4. Die Konfrontation der statistischen Auffälligkeiten des Diskostextes mit bekannten Schriftsystemen lässt den Schluss zu, dass der Diskos von Phaistos weder in einer Buchstaben- noch in einer logographischen Schrift verfasst wurde. Zahlreiche Argumente deuten vielmehr auf eine Silben- oder Hieroglyphenschrift hin.
5. Vor dem Hintergrund bisheriger Veröffentlichungen wurde eine umfassende Diskussion der Hypothesen zur Zeichendeutung vorgenommen. Die dabei zu Tage tretenden zahlreichen Bezüge zur kretischen Kultur der Bronzezeit lassen es als wahrscheinlich erscheinen, dass der Diskos von Phaistos, immerhin auf Kreta gefunden, auch auf der Insel hergestellt wurde.
6. Wird die bei der statistischen Analyse gefundene dreigliedrige Struktur der Zeichenketten einem Vergleich mit den Linearschriften zugrunde gelegt, so verdichten sich die Hinweise, dass es sich bei der Sprache des Diskos von Phaistos, wie von Duhoux bereits 1983 vermutet, um die der Linearschrift A handelt. Auffällig ist insbesondere, dass die drei häufig an vorletzter oder letzter Position stehenden Zeichen D 18, D 23 und D 35 des Diskos von Phaistos drei der ebenfalls häufigsten Endungszeichen der Linearschrift A ähneln.
7. Die formale Ähnlichkeit zahlreicher weiterer Diskoszeichen mit denen der Linearschriften, aber auch die Parallelen zur Axt von Arkalochori, legen die Vermutung nahe, dass es sich bei der Schrift auf dem Diskos von Phaistos um eine an Linear A angelehnte oder mit dieser verwandte bildhafte Stempelschrift handelt.

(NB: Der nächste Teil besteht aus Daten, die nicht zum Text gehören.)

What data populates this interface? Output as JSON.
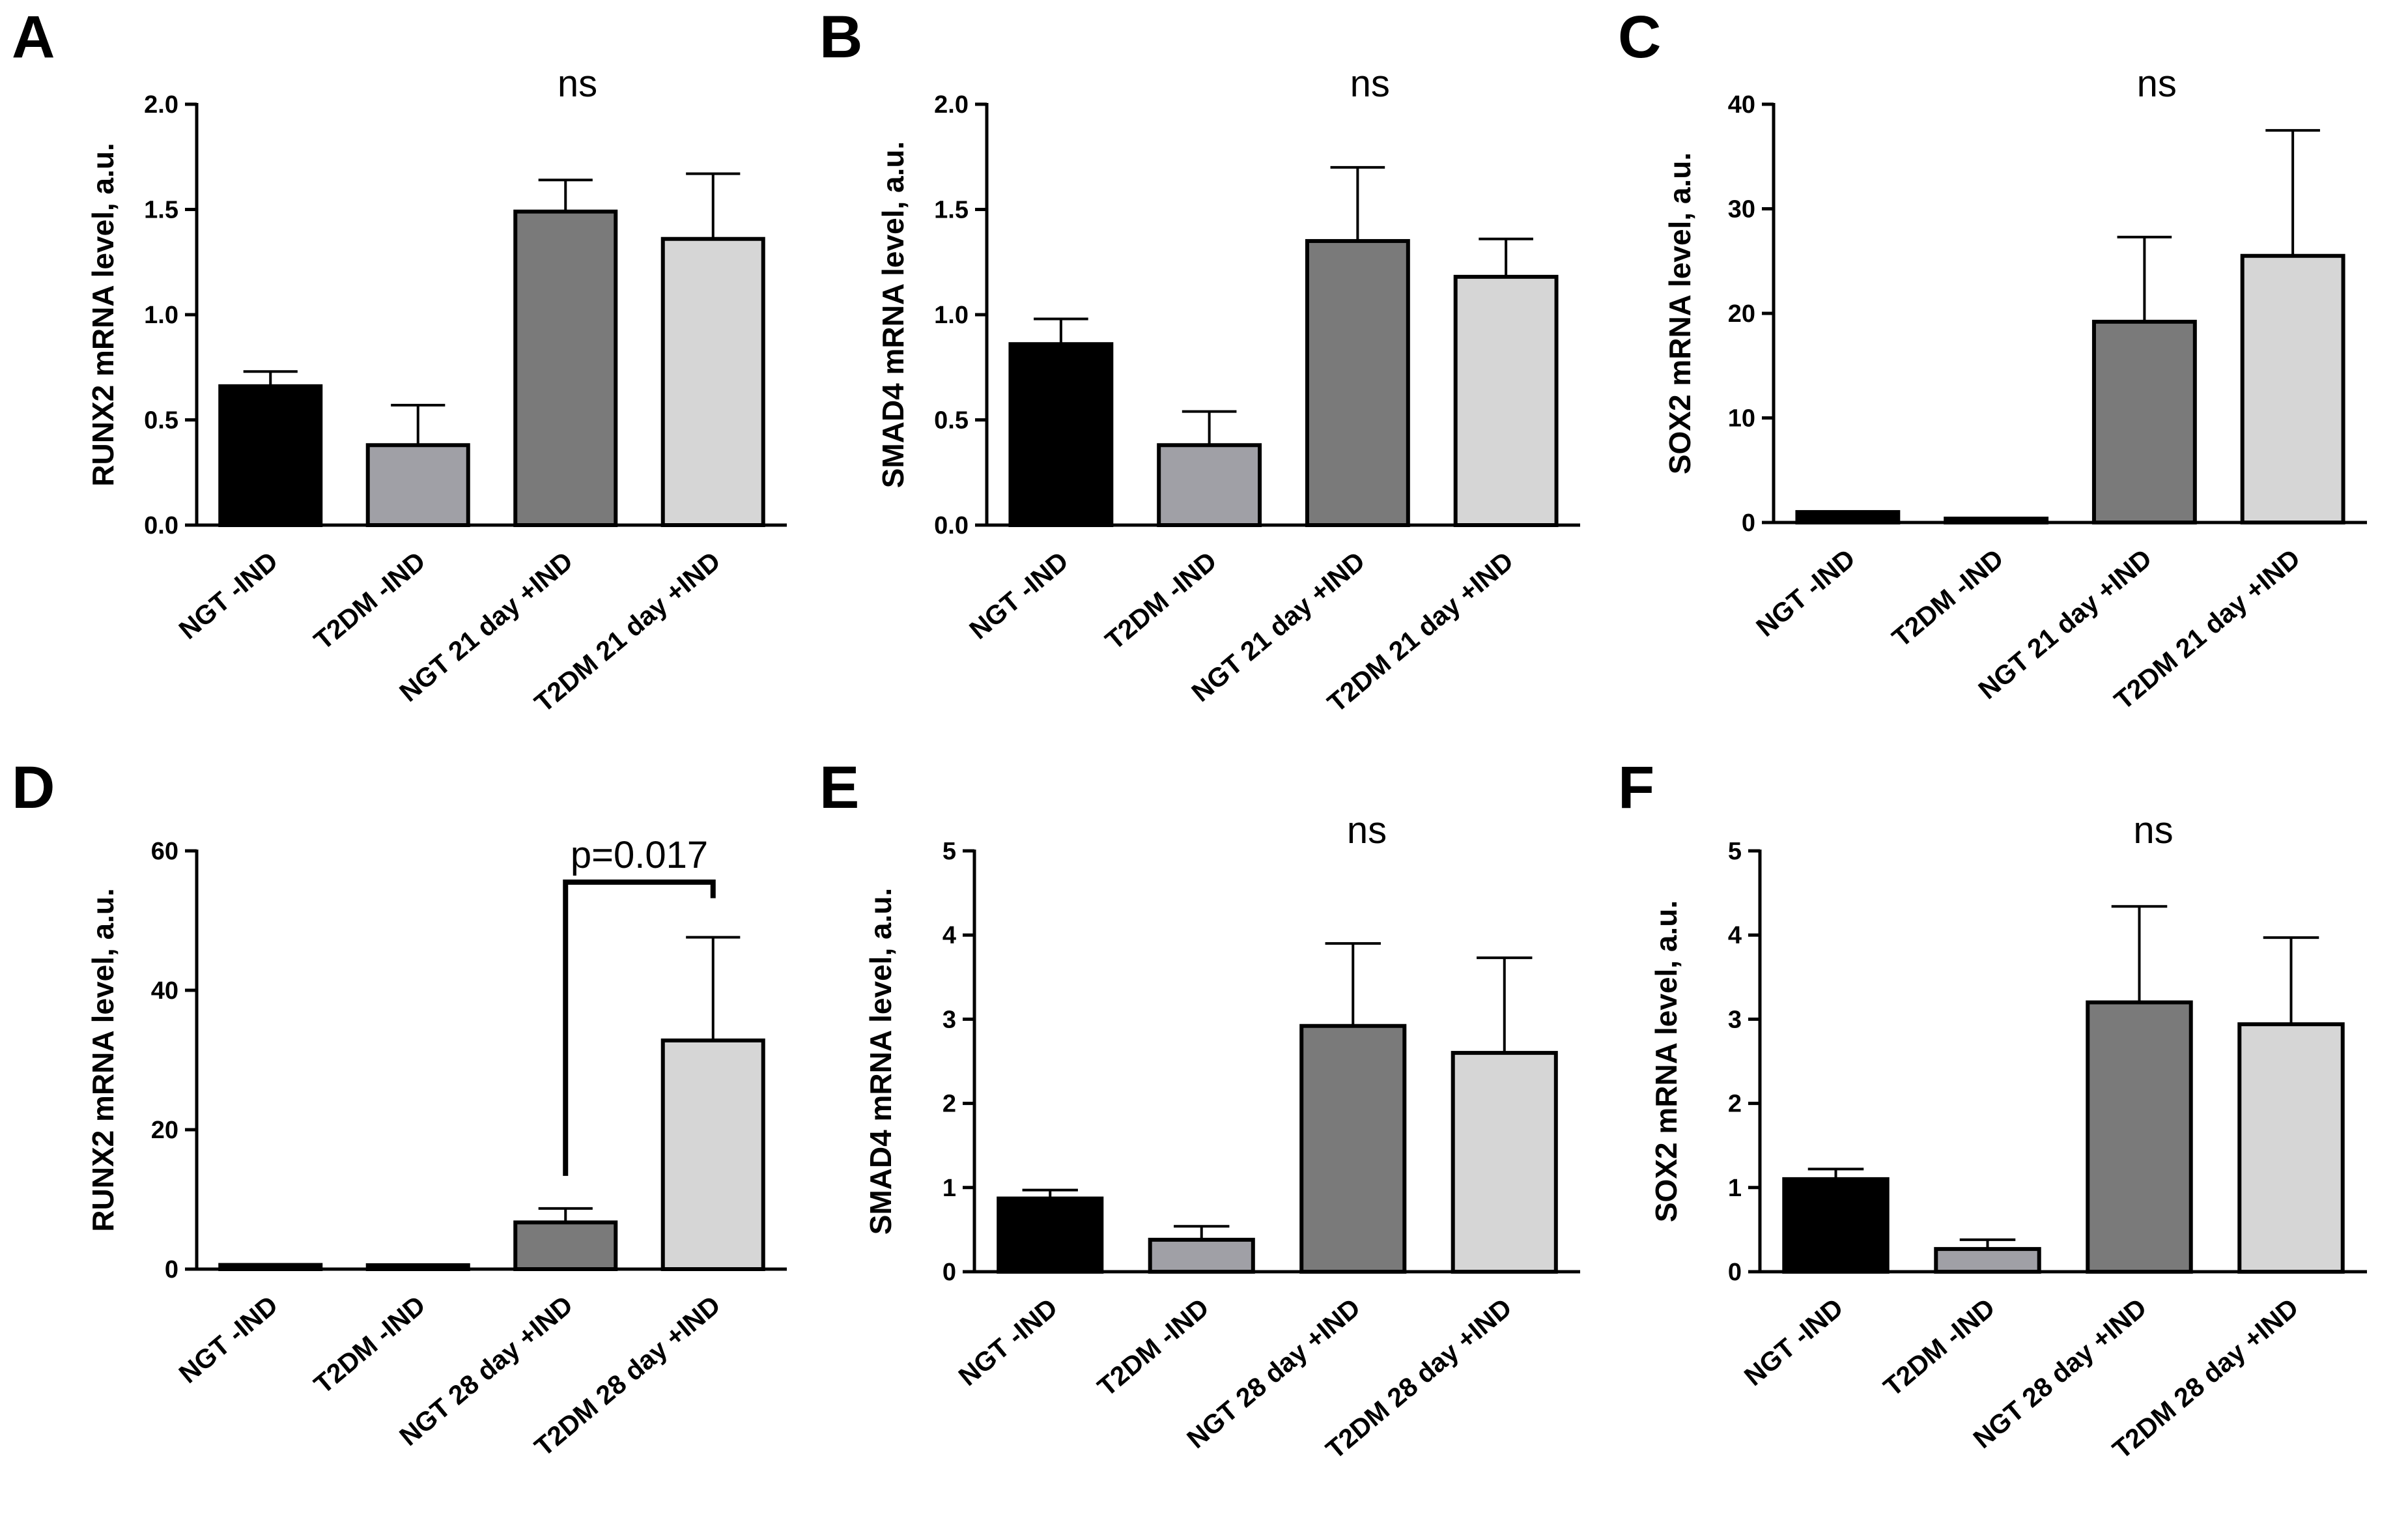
{
  "figure": {
    "bar_colors": [
      "#000000",
      "#a0a0a6",
      "#7a7a7a",
      "#d6d6d6"
    ]
  },
  "chart_data": [
    {
      "panel": "A",
      "type": "bar",
      "ylabel": "RUNX2 mRNA level, a.u.",
      "ylim": [
        0,
        2.0
      ],
      "yticks": [
        "0.0",
        "0.5",
        "1.0",
        "1.5",
        "2.0"
      ],
      "categories": [
        "NGT -IND",
        "T2DM -IND",
        "NGT 21 day +IND",
        "T2DM 21 day +IND"
      ],
      "values": [
        0.66,
        0.38,
        1.49,
        1.36
      ],
      "errors": [
        0.07,
        0.19,
        0.15,
        0.31
      ],
      "annotation": "ns"
    },
    {
      "panel": "B",
      "type": "bar",
      "ylabel": "SMAD4 mRNA level, a.u.",
      "ylim": [
        0,
        2.0
      ],
      "yticks": [
        "0.0",
        "0.5",
        "1.0",
        "1.5",
        "2.0"
      ],
      "categories": [
        "NGT -IND",
        "T2DM -IND",
        "NGT 21 day +IND",
        "T2DM 21 day +IND"
      ],
      "values": [
        0.86,
        0.38,
        1.35,
        1.18
      ],
      "errors": [
        0.12,
        0.16,
        0.35,
        0.18
      ],
      "annotation": "ns"
    },
    {
      "panel": "C",
      "type": "bar",
      "ylabel": "SOX2 mRNA level, a.u.",
      "ylim": [
        0,
        40
      ],
      "yticks": [
        "0",
        "10",
        "20",
        "30",
        "40"
      ],
      "categories": [
        "NGT -IND",
        "T2DM -IND",
        "NGT 21 day +IND",
        "T2DM 21 day +IND"
      ],
      "values": [
        1.0,
        0.3,
        19.2,
        25.5
      ],
      "errors": [
        0,
        0,
        8.1,
        12.0
      ],
      "annotation": "ns"
    },
    {
      "panel": "D",
      "type": "bar",
      "ylabel": "RUNX2 mRNA level, a.u.",
      "ylim": [
        0,
        60
      ],
      "yticks": [
        "0",
        "20",
        "40",
        "60"
      ],
      "categories": [
        "NGT -IND",
        "T2DM -IND",
        "NGT 28 day +IND",
        "T2DM 28 day +IND"
      ],
      "values": [
        0.6,
        0.4,
        6.7,
        32.8
      ],
      "errors": [
        0,
        0,
        2.0,
        14.8
      ],
      "annotation": "p=0.017",
      "bracket": [
        2,
        3
      ]
    },
    {
      "panel": "E",
      "type": "bar",
      "ylabel": "SMAD4 mRNA level, a.u.",
      "ylim": [
        0,
        5
      ],
      "yticks": [
        "0",
        "1",
        "2",
        "3",
        "4",
        "5"
      ],
      "categories": [
        "NGT -IND",
        "T2DM -IND",
        "NGT 28 day +IND",
        "T2DM 28 day +IND"
      ],
      "values": [
        0.87,
        0.38,
        2.92,
        2.6
      ],
      "errors": [
        0.1,
        0.16,
        0.98,
        1.13
      ],
      "annotation": "ns"
    },
    {
      "panel": "F",
      "type": "bar",
      "ylabel": "SOX2 mRNA level, a.u.",
      "ylim": [
        0,
        5
      ],
      "yticks": [
        "0",
        "1",
        "2",
        "3",
        "4",
        "5"
      ],
      "categories": [
        "NGT -IND",
        "T2DM -IND",
        "NGT 28 day +IND",
        "T2DM 28 day +IND"
      ],
      "values": [
        1.1,
        0.27,
        3.2,
        2.94
      ],
      "errors": [
        0.12,
        0.11,
        1.14,
        1.03
      ],
      "annotation": "ns"
    }
  ]
}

8. Die Wiederholung von Zeichenketten und die Wiederkehr von Merkmalen in der Abfolge der Ketten lassen die Gliederung des Diskostextes sichtbar werden. Die ihr zugrunde gelegte Idee geht auf einen Aufsatz von Ipsen aus dem Jahre 1929 zurück.
9. Für den Gesamttext kann ein Satzgefüge mit jeweils drei bis fünf Wörtern vermutet werden. Die aus drei Wörtern gebildeten Sätze könnten aus Subjekt, Prädikat und Objekt bestehen. Das als Prädikat verwendete Verb dürfte dabei mit dem Subjekt kongruieren. Damit wäre die Sprache des Diskostextes entweder vom agglutinierenden oder flexierenden Typ; eine isolierende Sprache wäre auszuschließen.
10. Eine plausible Deutung für den Dorn wäre, dass er für einen silbenschließenden Konsonanten stand.